I was making a number of visits in the Boston area earlier this month, and two people from different biotech companies with whom I had set up appointments were suddenly placed on the wrong side of company downsizings.
The iPad came in really handy for finding a nearby Starbucks, when a corporate office was no longer available.
Several people I Skyped with last week, around the country and in various industries, were either in transition or navigating through professional instability.
This kind of disruption isn’t the exception anymore. It’s routine.
That’s why I found Chris Brogan‘s newsletter this weekend to be so timely. He advocates that we cultivate a mindset of innovation. Some choice extracts:
I was talking with (a) broadcast and media professional about how radio DJs are vanishing more and more every year. I said that I wondered what the people still holding onto their jobs were thinking, that “it’s going to be okay?” Lots of people are facing the extinction of their job. It’s not even really the economy any longer. It’s the overall realization that companies would look better if they got skinnier.
Thus, if you’re in any role that seems like it might be on its way out, or about to take a serious hit, why wouldn’t you be innovating and creating new ideas, devices, or methods to save yourself in some way? If you’re a journalist, a photographer, a musician, an agency employee, a publishing employee, or many other roles I’ve not named, aren’t you the least bit worried that your industry is in a crazy whitewater position?

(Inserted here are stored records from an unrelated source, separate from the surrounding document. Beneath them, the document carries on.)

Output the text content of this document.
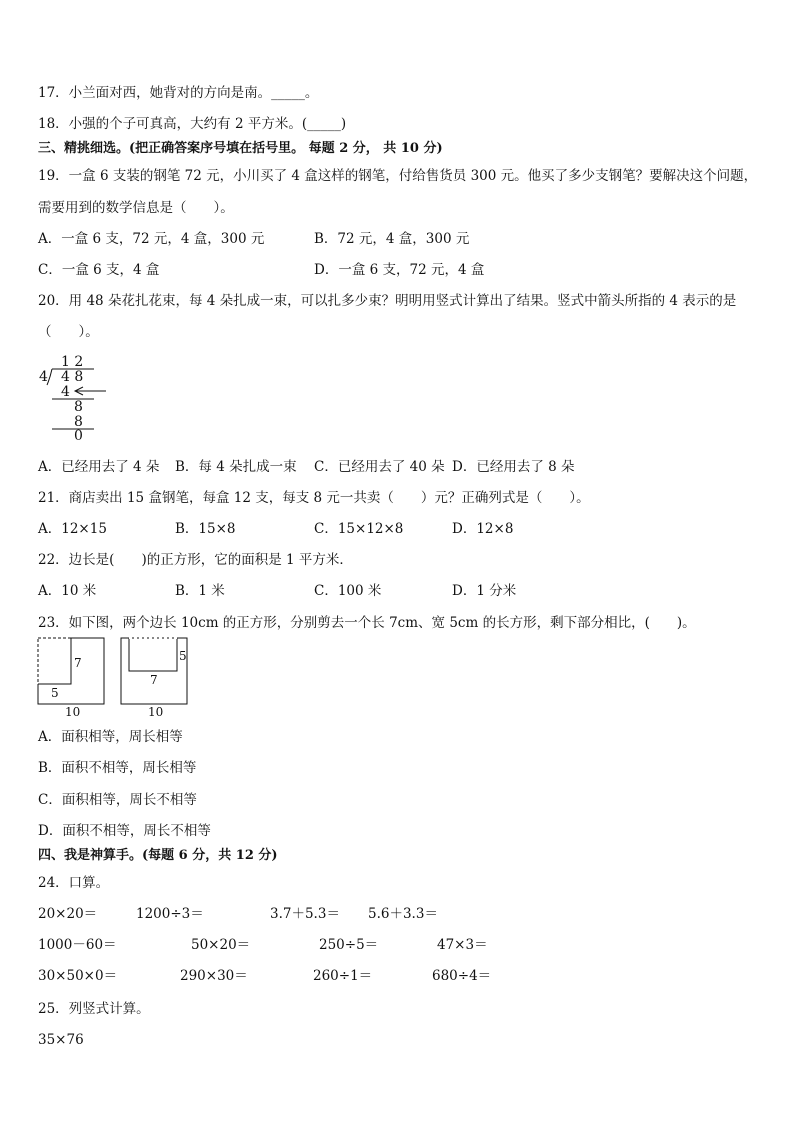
17．小兰面对西，她背对的方向是南。_____。
18．小强的个子可真高，大约有 2 平方米。(_____)
三、精挑细选。(把正确答案序号填在括号里。 每题 2 分， 共 10 分)
19．一盒 6 支装的钢笔 72 元，小川买了 4 盒这样的钢笔，付给售货员 300 元。他买了多少支钢笔？要解决这个问题，
需要用到的数学信息是（　　）。
A．一盒 6 支，72 元，4 盒，300 元	B．72 元，4 盒，300 元
C．一盒 6 支，4 盒	D．一盒 6 支，72 元，4 盒
20．用 48 朵花扎花束，每 4 朵扎成一束，可以扎多少束？明明用竖式计算出了结果。竖式中箭头所指的 4 表示的是
（　　）。
1 2
4 4 8
4
8
8
0
A．已经用去了 4 朵 B．每 4 朵扎成一束 C．已经用去了 40 朵 D．已经用去了 8 朵
21．商店卖出 15 盒钢笔，每盒 12 支，每支 8 元一共卖（　　）元？正确列式是（　　）。
A．12×15	B．15×8	C．15×12×8	D．12×8
22．边长是(　　)的正方形，它的面积是 1 平方米．
A．10 米	B．1 米	C．100 米	D．1 分米
23．如下图，两个边长 10cm 的正方形，分别剪去一个长 7cm、宽 5cm 的长方形，剩下部分相比，(　　)。
7
5
10
5
7
10
A．面积相等，周长相等
B．面积不相等，周长相等
C．面积相等，周长不相等
D．面积不相等，周长不相等
四、我是神算手。(每题 6 分，共 12 分)
24．口算。
20×20＝	1200÷3＝	3.7＋5.3＝ 5.6＋3.3＝
1000－60＝	50×20＝	250÷5＝	47×3＝
30×50×0＝	290×30＝	260÷1＝	680÷4＝
25．列竖式计算。
35×76
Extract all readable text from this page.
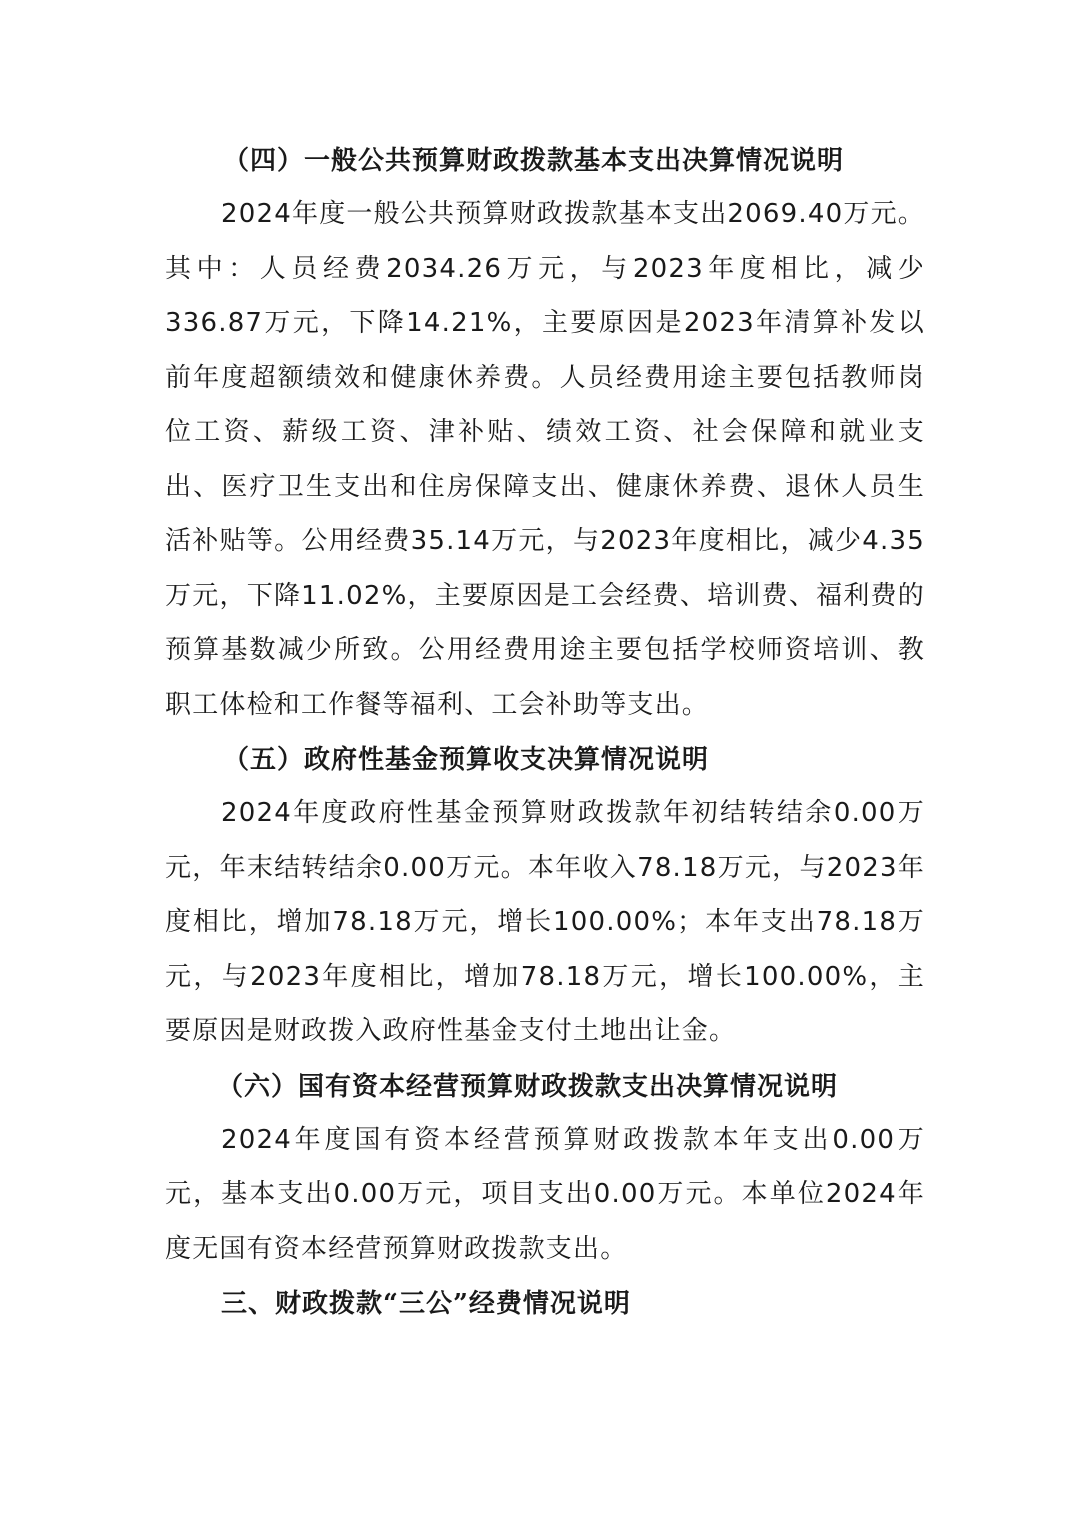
（四）一般公共预算财政拨款基本支出决算情况说明

2024年度一般公共预算财政拨款基本支出2069.40万元。其中：人员经费2034.26万元，与2023年度相比，减少336.87万元，下降14.21%，主要原因是2023年清算补发以前年度超额绩效和健康休养费。人员经费用途主要包括教师岗位工资、薪级工资、津补贴、绩效工资、社会保障和就业支出、医疗卫生支出和住房保障支出、健康休养费、退休人员生活补贴等。公用经费35.14万元，与2023年度相比，减少4.35万元，下降11.02%，主要原因是工会经费、培训费、福利费的预算基数减少所致。公用经费用途主要包括学校师资培训、教职工体检和工作餐等福利、工会补助等支出。

（五）政府性基金预算收支决算情况说明

2024年度政府性基金预算财政拨款年初结转结余0.00万元，年末结转结余0.00万元。本年收入78.18万元，与2023年度相比，增加78.18万元，增长100.00%；本年支出78.18万元，与2023年度相比，增加78.18万元，增长100.00%，主要原因是财政拨入政府性基金支付土地出让金。

（六）国有资本经营预算财政拨款支出决算情况说明

2024年度国有资本经营预算财政拨款本年支出0.00万元，基本支出0.00万元，项目支出0.00万元。本单位2024年度无国有资本经营预算财政拨款支出。

三、财政拨款“三公”经费情况说明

You only accomplish this level of innovation for your business by taking on the challenge of accepting that nothing is forever, that your role and maybe even your industry isn’t forever, and that now is the only acceptable timetable for starting to figure out a new and divergent way to serve people.
I read somewhere a few days ago something that said: “Options are power, and power removes fear.” This is the perfect way to sum up the concept. Jump into the mindset of thinking through how you can stay ahead, how you can deliver new ideas and methods and/or devices or means to do what you do. Put yourself into new viewpoints as often as possible.
That’s how we owners think, right? We don’t wait for “them” to help us, and we sure don’t wait for “the economy” to fix our problems. You’re an owner, not a barista. What’s your innovation going to be?
Chris is right. It’s time to think like an Owner – the owner of your career, your future, your abilities, your marketplace.
To succeed in your own business, do you know how many really good ideas you need to come up with and execute on? Just one.
Do you know how many smart, supportive people you need in your network to help you move forward? Not thousands. Not even hundreds. A small inner circle is what you want.
You, and your network, are the new safety net.
Yes, there’s a lot of disruption going on. But instead of fearing it – shouldn’t you be the one causing it?